Monday 8 March 2010

BBC review

I've been reading the BBC Strategy Review.

Once you get through the management speak, the blandness of the phrasing and general poor writing, this is an appalling document.

There has been a lot of media coverage of some of these changes already, and two of the several channels currently under threat have generated much support. (For the record, in addition to Radio 6Music and the Asian Network, BBC Switch and Blast! are also targeted).

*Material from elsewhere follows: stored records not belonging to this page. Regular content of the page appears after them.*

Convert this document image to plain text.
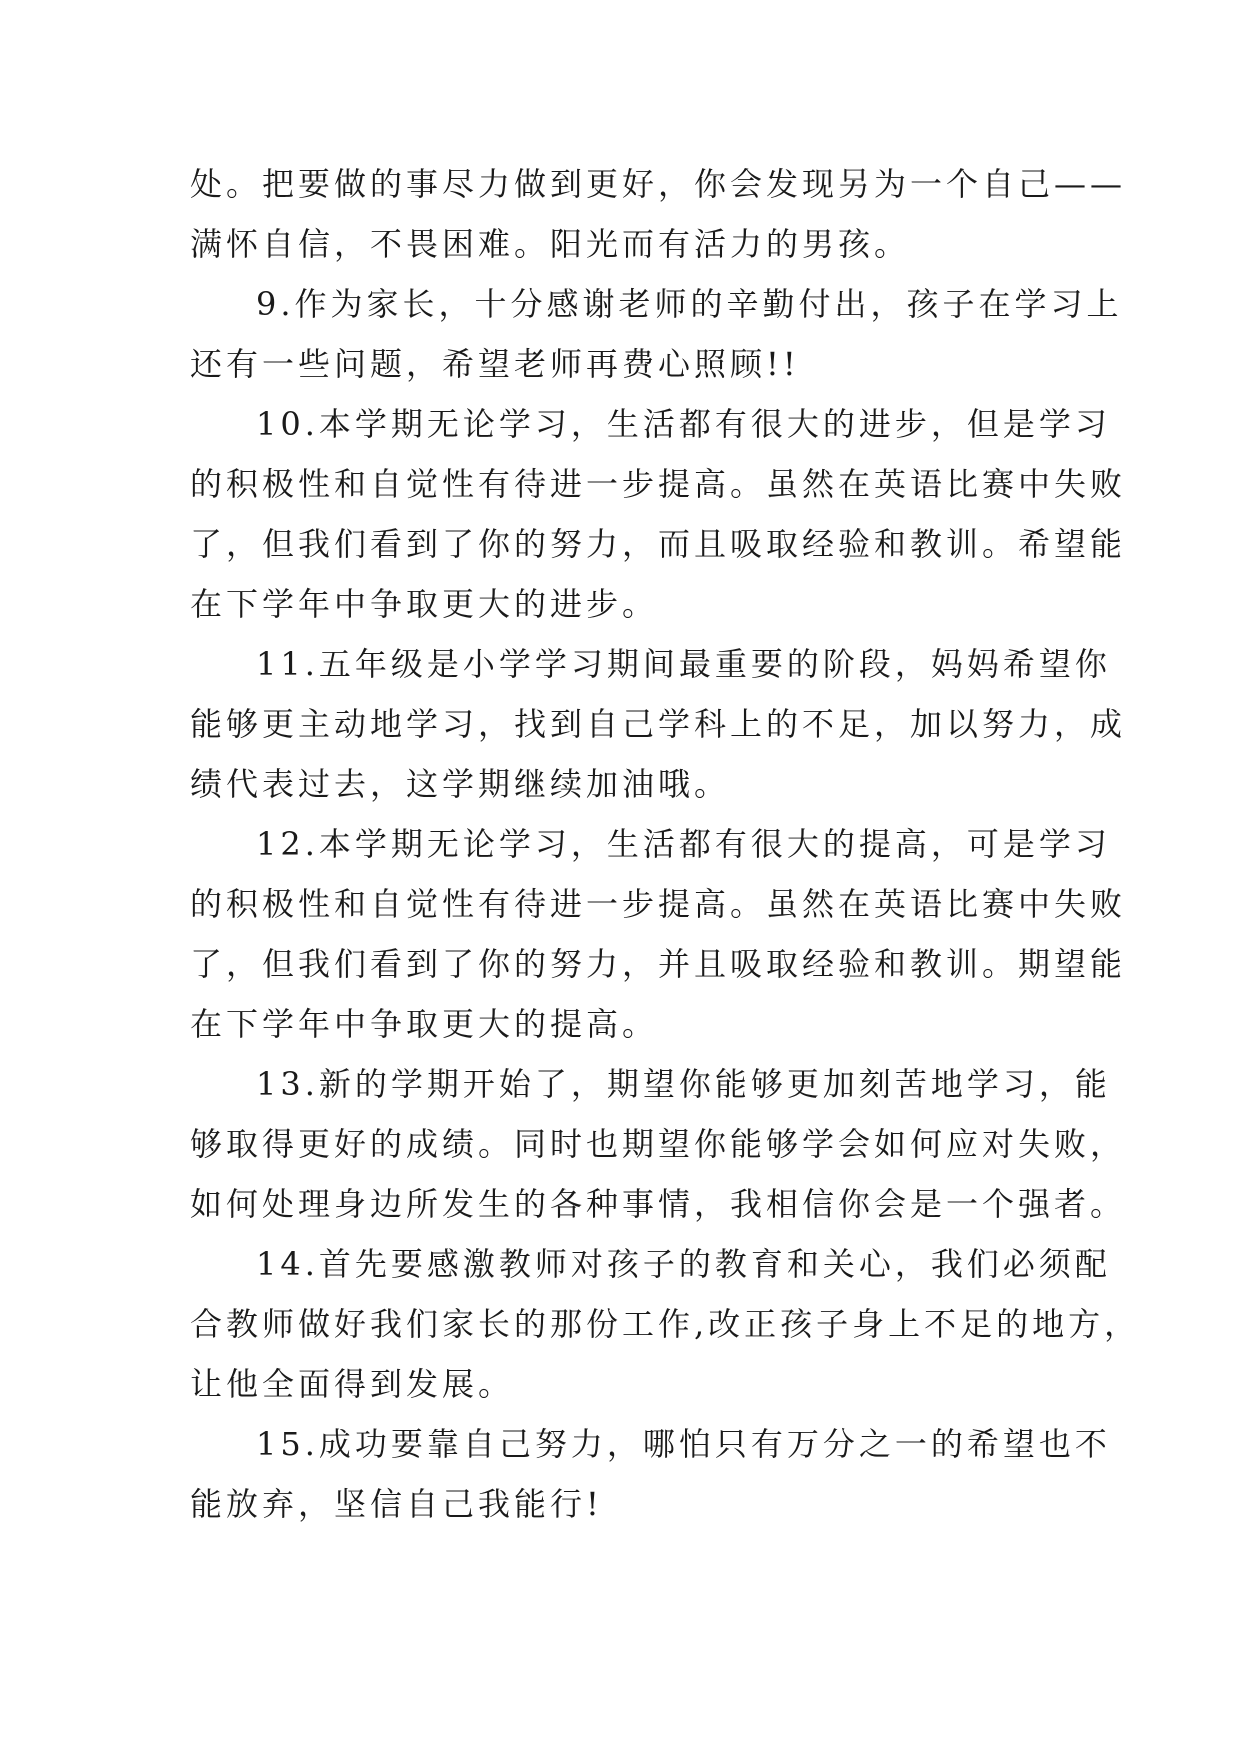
处。把要做的事尽力做到更好，你会发现另为一个自己——
满怀自信，不畏困难。阳光而有活力的男孩。

9.作为家长，十分感谢老师的辛勤付出，孩子在学习上
还有一些问题，希望老师再费心照顾!!

10.本学期无论学习，生活都有很大的进步，但是学习
的积极性和自觉性有待进一步提高。虽然在英语比赛中失败
了，但我们看到了你的努力，而且吸取经验和教训。希望能
在下学年中争取更大的进步。

11.五年级是小学学习期间最重要的阶段，妈妈希望你
能够更主动地学习，找到自己学科上的不足，加以努力，成
绩代表过去，这学期继续加油哦。

12.本学期无论学习，生活都有很大的提高，可是学习
的积极性和自觉性有待进一步提高。虽然在英语比赛中失败
了，但我们看到了你的努力，并且吸取经验和教训。期望能
在下学年中争取更大的提高。

13.新的学期开始了，期望你能够更加刻苦地学习，能
够取得更好的成绩。同时也期望你能够学会如何应对失败，
如何处理身边所发生的各种事情，我相信你会是一个强者。

14.首先要感激教师对孩子的教育和关心，我们必须配
合教师做好我们家长的那份工作,改正孩子身上不足的地方，
让他全面得到发展。

15.成功要靠自己努力，哪怕只有万分之一的希望也不
能放弃，坚信自己我能行!
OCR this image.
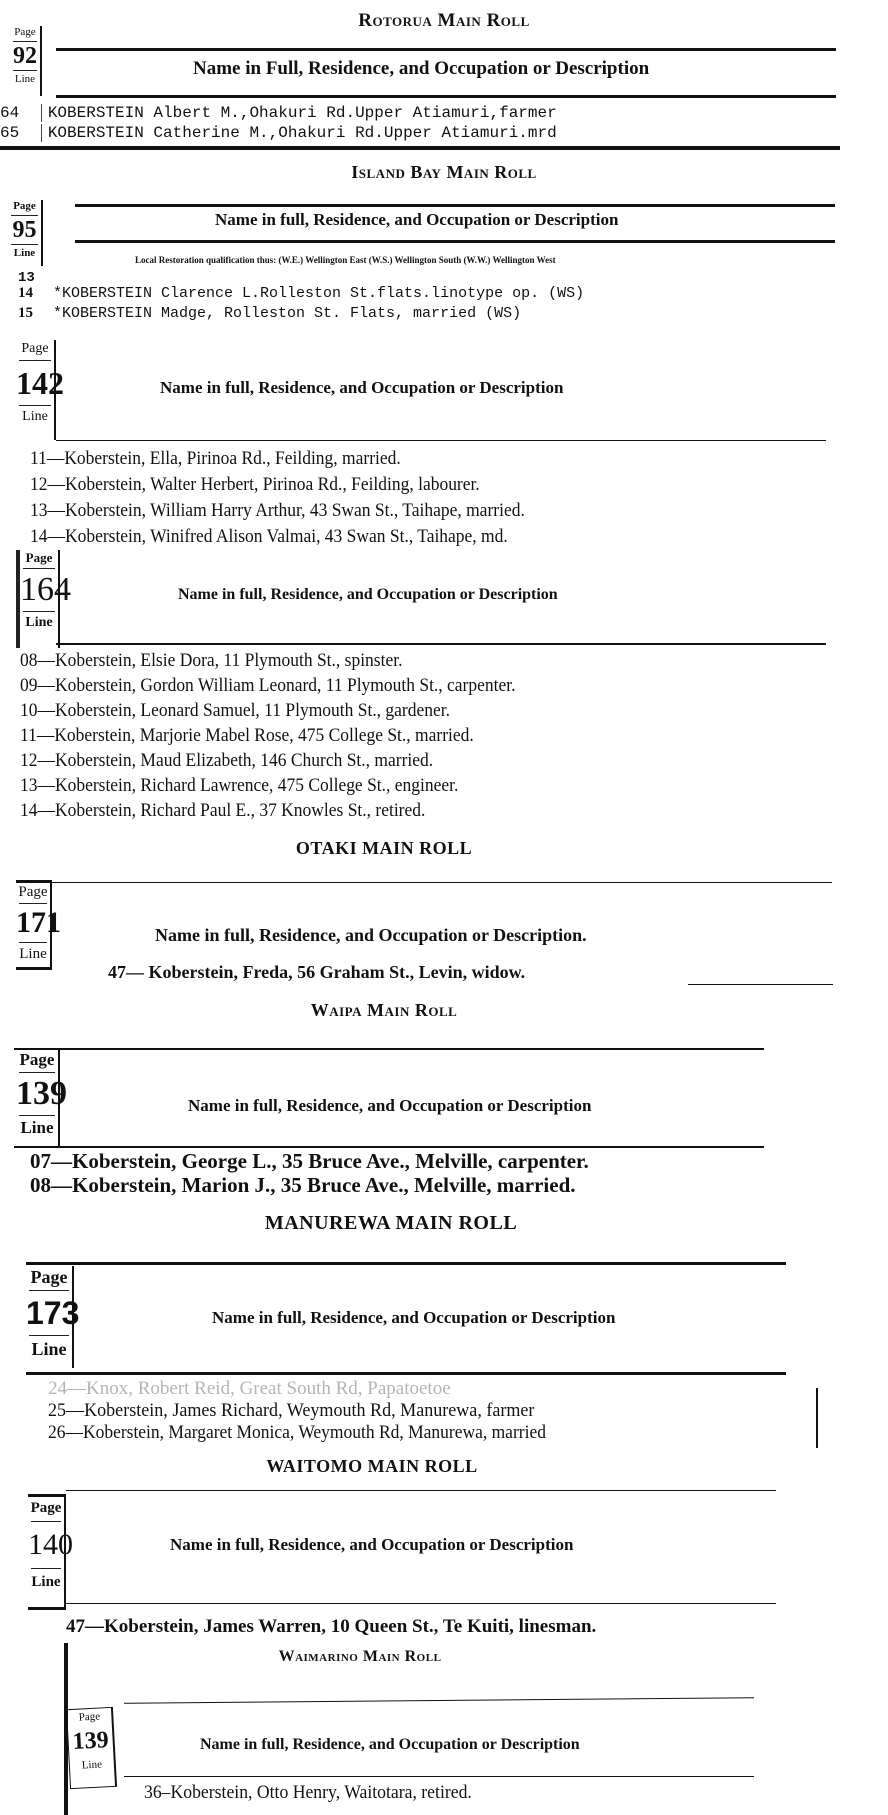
Rotorua Main Roll
Page
92
Line	Name in Full, Residence, and Occupation or Description
64 KOBERSTEIN Albert M.,Ohakuri Rd.Upper Atiamuri,farmer
65 KOBERSTEIN Catherine M.,Ohakuri Rd.Upper Atiamuri.mrd
Island Bay Main Roll
Page
95
Line
Name in full, Residence, and Occupation or Description
Local Restoration qualification thus: (W.E.) Wellington East (W.S.) Wellington South (W.W.) Wellington West
13
14 *KOBERSTEIN Clarence L.Rolleston St.flats.linotype op. (WS)
15 *KOBERSTEIN Madge, Rolleston St. Flats, married (WS)
Page
142
Line
Name in full, Residence, and Occupation or Description
11—Koberstein, Ella, Pirinoa Rd., Feilding, married.
12—Koberstein, Walter Herbert, Pirinoa Rd., Feilding, labourer.
13—Koberstein, William Harry Arthur, 43 Swan St., Taihape, married.
14—Koberstein, Winifred Alison Valmai, 43 Swan St., Taihape, md.
Page
164
Line
Name in full, Residence, and Occupation or Description
08—Koberstein, Elsie Dora, 11 Plymouth St., spinster.
09—Koberstein, Gordon William Leonard, 11 Plymouth St., carpenter.
10—Koberstein, Leonard Samuel, 11 Plymouth St., gardener.
11—Koberstein, Marjorie Mabel Rose, 475 College St., married.
12—Koberstein, Maud Elizabeth, 146 Church St., married.
13—Koberstein, Richard Lawrence, 475 College St., engineer.
14—Koberstein, Richard Paul E., 37 Knowles St., retired.
OTAKI MAIN ROLL
Page
171
Line
Name in full, Residence, and Occupation or Description.
47— Koberstein, Freda, 56 Graham St., Levin, widow.
Waipa Main Roll
Page
139
Line
Name in full, Residence, and Occupation or Description
07—Koberstein, George L., 35 Bruce Ave., Melville, carpenter.
08—Koberstein, Marion J., 35 Bruce Ave., Melville, married.
MANUREWA MAIN ROLL
Page
173
Line
Name in full, Residence, and Occupation or Description
24—Knox, Robert Reid, Great South Rd, Papatoetoe
25—Koberstein, James Richard, Weymouth Rd, Manurewa, farmer
26—Koberstein, Margaret Monica, Weymouth Rd, Manurewa, married
WAITOMO MAIN ROLL
Page
140
Line
Name in full, Residence, and Occupation or Description
47—Koberstein, James Warren, 10 Queen St., Te Kuiti, linesman.
Waimarino Main Roll
Page
139
Line
Name in full, Residence, and Occupation or Description
36–Koberstein, Otto Henry, Waitotara, retired.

However there hasn't been enough coverage of the proposed carving up of the Web site. The BBC's online presence is to be massively reduced:-

BBC Online
The internet is now the BBC’s third core medium, joining television and radio as a critical part of the way that it meets its public purposes. Millions of people rely on BBC Online every day, particularly for news. On the web, the BBC can give the most integrated account of itself across text, audio, video and, over time, across an archive of almost everything it has broadcast since its foundation. As the internet comes to the living-room through television sets, it will become more important still—and indeed, one day, may be the only platform and delivery system that the BBC needs to fulfil its public purposes.

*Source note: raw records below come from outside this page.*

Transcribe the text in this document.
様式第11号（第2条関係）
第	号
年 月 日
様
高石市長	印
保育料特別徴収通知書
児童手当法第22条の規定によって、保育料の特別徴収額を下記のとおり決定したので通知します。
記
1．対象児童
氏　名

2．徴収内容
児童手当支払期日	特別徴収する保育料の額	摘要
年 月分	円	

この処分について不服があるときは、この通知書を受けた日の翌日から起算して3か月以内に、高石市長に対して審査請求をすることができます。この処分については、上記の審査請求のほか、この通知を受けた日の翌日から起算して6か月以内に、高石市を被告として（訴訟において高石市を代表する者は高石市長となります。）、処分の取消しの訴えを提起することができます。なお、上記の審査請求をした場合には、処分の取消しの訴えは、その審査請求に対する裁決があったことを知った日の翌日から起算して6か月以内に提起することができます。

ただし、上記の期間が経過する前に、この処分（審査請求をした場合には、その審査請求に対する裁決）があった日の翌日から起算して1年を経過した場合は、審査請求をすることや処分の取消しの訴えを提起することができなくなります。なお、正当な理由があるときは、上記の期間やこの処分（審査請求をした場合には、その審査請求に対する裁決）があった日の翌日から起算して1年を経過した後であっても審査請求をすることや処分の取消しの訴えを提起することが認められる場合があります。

The internet then is not an optional extra: it is the future for the BBC, just as it is for so many other organisations. But precisely because the BBC’s online services have become so vital to delivering its purposes, they must be held to new and higher standards of distinctiveness, efficiency and openness. Under this strategy, BBC Online will create new content for the web only where it fits the five content priorities, delivers audience impact and is of demonstrably high quality and distinctiveness. The site’s quality and consistency will be improved with the closure or consolidation of half of its main sections; its efficiency stepped up; and its links to the rest of the web increased radically.

• To help ensure that this refocusing takes place, the BBC will spend 25% less on BBC Online by 2013, with a corresponding reduction in staffing levels
• The number of sections on the site (its ‘top-level directories’, in the form bbc.co.uk/sitename) will be halved by 2012, with many sites closed and others consolidated
• New investment will be in pursuit of the five content priorities only, and there will be far fewer bespoke programme websites
• BBC Online will be transformed into a window on the web with, by 2012, an external link on every page and at least double the current rate of ‘click-throughs’ to external sites.


So there we have it: riddled with inconsistent and obscurantist, but the intention is clear. A massive shrinkage of the site and a huge reduction in original content. You can go and look at some advertising instead - the BBC will provide the links. And this is the 'third core medium'?

I'm speechless. I've written before that the BBC is too small, and explained why. Those arguments still hold, of course - perhaps even more strongly now. But this new proposal for the BBC's online presence is more insidious - because in a real sense the Beeb's management are proposing to give up its stake in the future. If, indeed, it "...one day, may be the only platform and delivery system that the BBC needs to fulfil its public purposes..." then surely the plan should be to strengthen it, not to cut it off at the knees at the beginning.

Get cross. Complain. Shout at them. Please.